7- Dünyâ Nimetleri Ve Güzelliklerinden Ve Bunlara Aşırı Rağbetten Sakınılması Bâbı

6501 Ensâr'dan Amr ibn Avf -ki kendisi Âmir ibn Lueyy oğulları'nın yemînli dostu idi ve RasûIullah (sallallahü aleyhi ve sellem)'ın beraberinde Bedir'de hazır bulunmuştu- şöyle haber vermiştir: Rasûlüllah, harb etmeksizin Bahreyn ahâlîsiyle bir sulh akdi yapmış ve üzerlerine Alâ ibn Hadramî'yi emîr tayin etmişti. Toplanan cizye mallarını getirmek üzere de bilâhare Rasûlüllah, Ebû Ubeyde ibnu’l-Cerrâh'ı Bahreyn'e gönderdi. Ebû Ubeyde onların cizye mallarını alarak Bahreyn'den Medine'ye geldiğinde, Ensâr onun gelişini işitti.
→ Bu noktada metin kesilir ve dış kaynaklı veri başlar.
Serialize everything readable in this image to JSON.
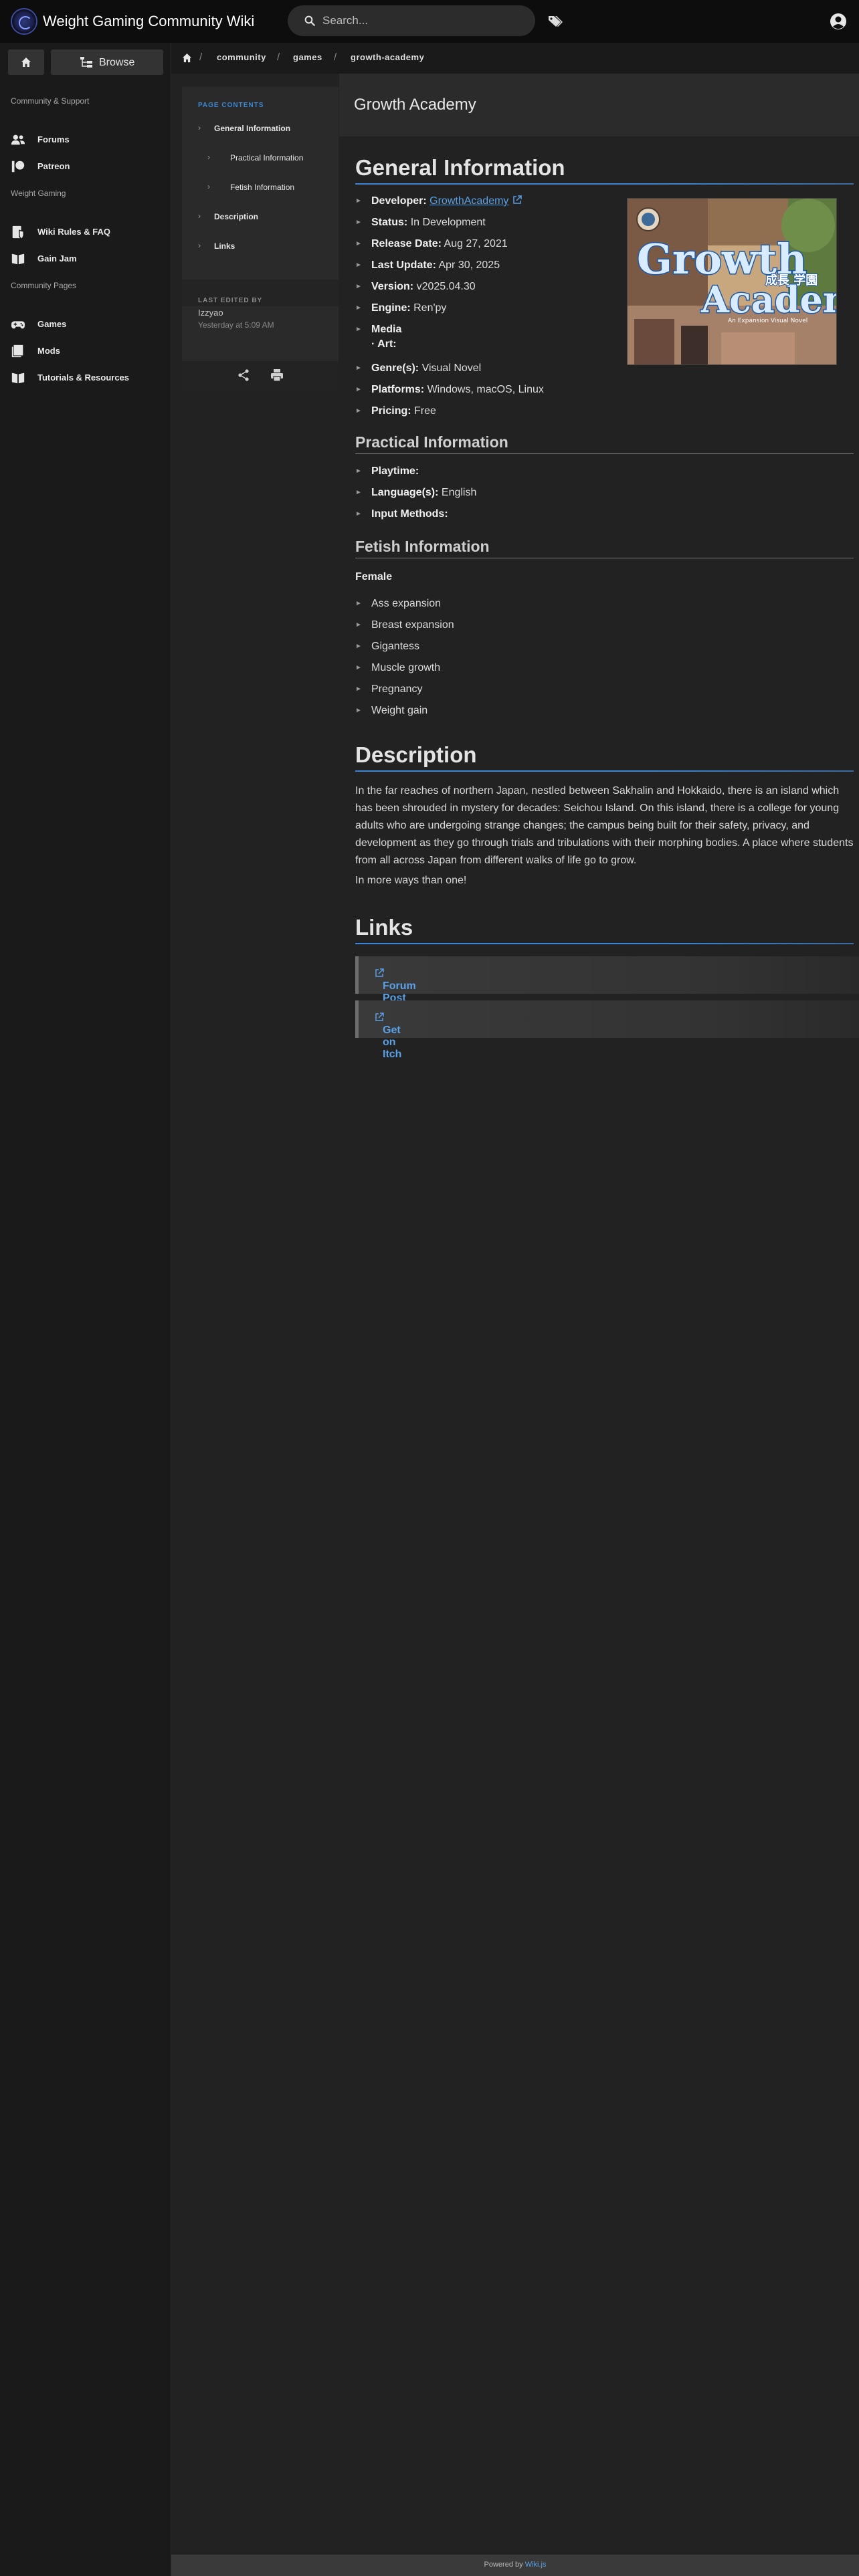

Onun bu gelişi, Ensâr'ın Rasûlüllah'la beraber sabah namazı kıldıkları zamana denk gelmişti. Ensâr sabah namazını kılınca, hemen Ebû Ubeyde'ye karşı çıktılar. Rasûlüllah sahâbîleri bu hâlde görünce gülümsedi de onlara:

— "Öyle sanıyorum ki, sizler Ebû Ubeyde'nin gelişini ve onun birçok mal getirdiğini işitmişsiniz!" buyurdu.

Onlar da:

— Evet yâ Rasûlallah! dediler. Bunun üzerine Rasûlüllah:

— "Sevininiz ve sizi sevindirecek nîmetleri (bundan sonra her zaman) ümîd ediniz! Vallahi ben bundan sonra sizin üzerinize fakirlik geleceğinden korkmam. Fakat sizin üzerinize geleceğinden korktuğum şey, sizden önce gelip geçen ümmetlerin önüne dünyâ ni'metlerinin yayıldığı gibi sizin önünüze de yayılarak, onların birbirlerine hased ettikleri ve nefsâniyet güttükleri gibi, sizin de birbirinize düşmeniz ve bunun onları âhiret işlerinden alıkoyduğu gibi, sizleri de âhiret işlerinden alıkoymasıdır" buyurdu.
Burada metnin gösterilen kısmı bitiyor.